Microsoft has no more tricks up their sleeve. It's sad, really, because the system -- the hardware -- does have potential. But without any real compelling software on the horizon, their momentum is slowing rapidly.

Gears 2 and the few RPG's they've got lined up aren't enough to keep them afloat through the last leg of the current gen's hardware cycle. Banjo is already looking grim, with lots of members of the enthusiast press equating it to a gimmick game that could have very well been called "Build this thing and drive it;" the brand has been all but forgotten about with the new premise. Halo Wars has been delayed, yet again, and even still, it's an RTS -- still considerably niche where consoles are concerned. 

What they're going to be forced to do is release their next-gen hardware even earlier in order to generate interest again. In turn this means they'll be shelling out more money to put first and second-party titles in the pipe. Eventually they're either going to have to innovate in the face of criticism (as Sony did with the PS3) and take some chances, or they're going to find themselves in a very precarious position.

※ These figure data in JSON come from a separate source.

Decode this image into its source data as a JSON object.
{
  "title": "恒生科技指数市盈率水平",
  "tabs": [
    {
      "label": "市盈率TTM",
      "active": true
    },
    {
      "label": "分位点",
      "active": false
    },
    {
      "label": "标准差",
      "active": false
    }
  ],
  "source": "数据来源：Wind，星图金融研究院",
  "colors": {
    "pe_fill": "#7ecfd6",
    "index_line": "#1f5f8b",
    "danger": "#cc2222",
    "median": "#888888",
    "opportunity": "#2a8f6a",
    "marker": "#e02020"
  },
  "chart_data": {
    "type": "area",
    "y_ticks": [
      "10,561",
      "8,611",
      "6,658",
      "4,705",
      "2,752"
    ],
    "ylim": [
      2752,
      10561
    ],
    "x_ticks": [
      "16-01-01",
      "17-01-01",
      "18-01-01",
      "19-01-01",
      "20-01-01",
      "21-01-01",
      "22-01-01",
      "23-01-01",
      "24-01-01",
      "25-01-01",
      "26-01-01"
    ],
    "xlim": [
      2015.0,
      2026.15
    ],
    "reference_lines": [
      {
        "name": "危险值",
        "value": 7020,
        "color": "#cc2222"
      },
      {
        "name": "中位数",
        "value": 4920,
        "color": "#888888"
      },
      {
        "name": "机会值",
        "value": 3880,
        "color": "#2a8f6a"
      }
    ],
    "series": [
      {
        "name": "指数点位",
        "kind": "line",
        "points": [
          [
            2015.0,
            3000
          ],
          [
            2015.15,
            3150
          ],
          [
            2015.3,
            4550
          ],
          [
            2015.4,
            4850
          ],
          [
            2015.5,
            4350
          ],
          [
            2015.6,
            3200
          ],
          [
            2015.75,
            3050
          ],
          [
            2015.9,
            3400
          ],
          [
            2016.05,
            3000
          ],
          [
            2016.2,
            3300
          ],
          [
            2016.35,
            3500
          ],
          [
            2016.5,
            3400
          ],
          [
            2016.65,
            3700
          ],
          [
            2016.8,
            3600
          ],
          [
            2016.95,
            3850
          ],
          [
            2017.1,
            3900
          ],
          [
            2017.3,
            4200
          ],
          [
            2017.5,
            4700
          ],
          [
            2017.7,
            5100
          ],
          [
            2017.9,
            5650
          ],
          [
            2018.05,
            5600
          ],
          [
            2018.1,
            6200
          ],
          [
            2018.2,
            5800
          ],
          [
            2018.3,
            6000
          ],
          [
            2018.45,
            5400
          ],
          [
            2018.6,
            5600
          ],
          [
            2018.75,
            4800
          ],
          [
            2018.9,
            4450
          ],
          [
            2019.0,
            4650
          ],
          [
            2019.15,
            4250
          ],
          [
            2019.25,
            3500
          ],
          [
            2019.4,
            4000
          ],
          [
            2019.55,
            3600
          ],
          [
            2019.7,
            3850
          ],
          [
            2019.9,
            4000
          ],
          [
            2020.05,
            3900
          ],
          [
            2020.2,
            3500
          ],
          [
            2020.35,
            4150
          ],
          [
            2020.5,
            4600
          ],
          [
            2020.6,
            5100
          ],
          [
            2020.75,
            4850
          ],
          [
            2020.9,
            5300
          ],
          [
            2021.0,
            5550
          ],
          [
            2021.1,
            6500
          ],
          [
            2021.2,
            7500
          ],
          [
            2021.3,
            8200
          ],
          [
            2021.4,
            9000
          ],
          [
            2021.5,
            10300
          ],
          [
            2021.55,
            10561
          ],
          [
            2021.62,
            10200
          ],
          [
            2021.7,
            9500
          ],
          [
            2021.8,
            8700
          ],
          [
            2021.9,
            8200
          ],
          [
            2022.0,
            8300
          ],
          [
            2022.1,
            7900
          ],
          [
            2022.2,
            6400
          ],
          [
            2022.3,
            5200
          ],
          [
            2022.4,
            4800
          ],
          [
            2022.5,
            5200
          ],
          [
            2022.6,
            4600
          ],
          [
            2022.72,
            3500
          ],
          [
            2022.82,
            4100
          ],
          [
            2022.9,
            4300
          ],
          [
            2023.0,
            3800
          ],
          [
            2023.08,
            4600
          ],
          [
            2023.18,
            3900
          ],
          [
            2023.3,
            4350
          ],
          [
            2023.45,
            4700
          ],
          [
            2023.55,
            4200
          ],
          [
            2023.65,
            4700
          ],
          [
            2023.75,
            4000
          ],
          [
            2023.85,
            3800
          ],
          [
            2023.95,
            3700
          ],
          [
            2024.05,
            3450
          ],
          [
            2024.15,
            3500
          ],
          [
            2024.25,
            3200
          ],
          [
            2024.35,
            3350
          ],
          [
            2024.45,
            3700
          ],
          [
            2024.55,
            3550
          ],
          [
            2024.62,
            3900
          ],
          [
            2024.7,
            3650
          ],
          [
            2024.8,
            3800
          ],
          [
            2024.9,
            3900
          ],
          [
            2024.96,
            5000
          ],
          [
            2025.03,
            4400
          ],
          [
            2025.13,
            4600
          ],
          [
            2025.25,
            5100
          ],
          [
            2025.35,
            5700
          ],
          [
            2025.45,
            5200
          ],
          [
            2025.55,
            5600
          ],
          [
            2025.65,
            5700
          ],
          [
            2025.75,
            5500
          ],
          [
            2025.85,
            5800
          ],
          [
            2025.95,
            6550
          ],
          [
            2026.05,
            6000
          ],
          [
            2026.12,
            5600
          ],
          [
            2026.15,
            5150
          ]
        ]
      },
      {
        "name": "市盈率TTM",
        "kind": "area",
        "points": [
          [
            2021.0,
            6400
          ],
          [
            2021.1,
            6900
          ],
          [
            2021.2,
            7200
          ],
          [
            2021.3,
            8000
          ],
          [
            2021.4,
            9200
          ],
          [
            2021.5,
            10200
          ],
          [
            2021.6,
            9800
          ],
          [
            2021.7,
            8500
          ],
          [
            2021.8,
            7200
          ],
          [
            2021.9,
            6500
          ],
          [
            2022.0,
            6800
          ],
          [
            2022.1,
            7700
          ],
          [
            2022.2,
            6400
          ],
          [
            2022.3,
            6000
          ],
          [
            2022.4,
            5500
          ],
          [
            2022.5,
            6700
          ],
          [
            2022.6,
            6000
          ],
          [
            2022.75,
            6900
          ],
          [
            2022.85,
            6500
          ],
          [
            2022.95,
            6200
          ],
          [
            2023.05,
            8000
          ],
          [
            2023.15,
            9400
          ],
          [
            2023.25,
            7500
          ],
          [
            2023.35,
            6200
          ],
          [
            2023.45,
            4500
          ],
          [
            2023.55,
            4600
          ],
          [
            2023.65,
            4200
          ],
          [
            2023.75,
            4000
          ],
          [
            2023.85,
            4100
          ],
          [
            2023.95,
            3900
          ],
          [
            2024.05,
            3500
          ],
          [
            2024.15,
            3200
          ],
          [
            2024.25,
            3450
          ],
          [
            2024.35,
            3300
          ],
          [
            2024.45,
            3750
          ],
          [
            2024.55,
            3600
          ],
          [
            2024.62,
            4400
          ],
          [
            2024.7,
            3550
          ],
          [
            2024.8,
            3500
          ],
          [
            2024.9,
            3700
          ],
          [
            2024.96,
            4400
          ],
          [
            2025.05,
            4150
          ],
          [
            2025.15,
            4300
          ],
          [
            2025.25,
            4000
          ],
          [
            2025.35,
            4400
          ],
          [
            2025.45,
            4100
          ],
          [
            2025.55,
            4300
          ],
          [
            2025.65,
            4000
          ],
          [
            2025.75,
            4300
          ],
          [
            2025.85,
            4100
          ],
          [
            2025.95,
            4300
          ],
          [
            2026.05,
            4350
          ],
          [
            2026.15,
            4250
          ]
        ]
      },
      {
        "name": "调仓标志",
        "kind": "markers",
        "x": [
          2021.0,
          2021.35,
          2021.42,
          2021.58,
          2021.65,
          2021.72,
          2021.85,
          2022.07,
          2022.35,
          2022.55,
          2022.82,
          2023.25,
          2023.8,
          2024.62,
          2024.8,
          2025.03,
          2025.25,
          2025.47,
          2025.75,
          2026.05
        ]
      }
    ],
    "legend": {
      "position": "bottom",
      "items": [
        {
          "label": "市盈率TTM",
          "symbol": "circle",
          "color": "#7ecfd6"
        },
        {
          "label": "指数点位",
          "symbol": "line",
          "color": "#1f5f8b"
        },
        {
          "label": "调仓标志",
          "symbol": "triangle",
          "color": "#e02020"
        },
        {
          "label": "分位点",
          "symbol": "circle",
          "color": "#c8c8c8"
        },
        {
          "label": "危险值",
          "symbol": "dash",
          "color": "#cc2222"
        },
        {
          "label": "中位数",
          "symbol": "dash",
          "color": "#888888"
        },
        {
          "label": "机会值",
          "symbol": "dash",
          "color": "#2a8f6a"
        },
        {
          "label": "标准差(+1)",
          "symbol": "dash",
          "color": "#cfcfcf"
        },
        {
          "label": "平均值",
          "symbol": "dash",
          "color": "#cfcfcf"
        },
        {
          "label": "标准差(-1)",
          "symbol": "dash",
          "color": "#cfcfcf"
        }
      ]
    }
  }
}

And Cayal is 100% correct. If there's a problem, Microsoft throws money at it and expects it to fix itself. What they don't do is approach that problem constructively...and it's beginning to show.


----------



## Armadillo-002 (Jun 16, 2008)

CM & Cayal you both have a strong point, Microsoft will and always will be throwing money and hope it will fix itself. Because of Microsoft's position as a major conglamorate that rivals only to that of Sony in the gaming industry (Nintendo is a major player in the gaming world, but it's finances are nowhere as big as Sony & Micorosoft). When the XBOX 360 came out they did not take note what made the original XBOX a success and ended up makiing a failure of the XBOX 360. Remember Microsoft are not a hardware developer but a software developer, while Sony, not so much as a software developer but a major hardware developer, thanks to it's open license and not so complicated platform to develop on, while Microsoft platform is a little bit more complicated to develop on I think. But your right CM the XBOX has a lot of potential.


----------



## Armadillo-002 (Jun 16, 2008)

Aes, Microsoft do make quality hardware, though because it has the "Microsoft brand" and has no style compared to Sony's hardware and style. Most people do not want a brick next to their TV's. Hence the style change of the XBOX 360 to the original XBOX.


----------



## Cayal (Jun 19, 2008)

There's rumour going around Microsoft tossed a lot of money at Capcom for a timed exclusive Resident Evil 5 (though I don't think it is true considering it won't make them money).

It's the rumoured big announcement at E3 this year by Capcom.


----------



## Cayal (Jun 19, 2008)

^ Rumour has been debunked by a Capcom employee


----------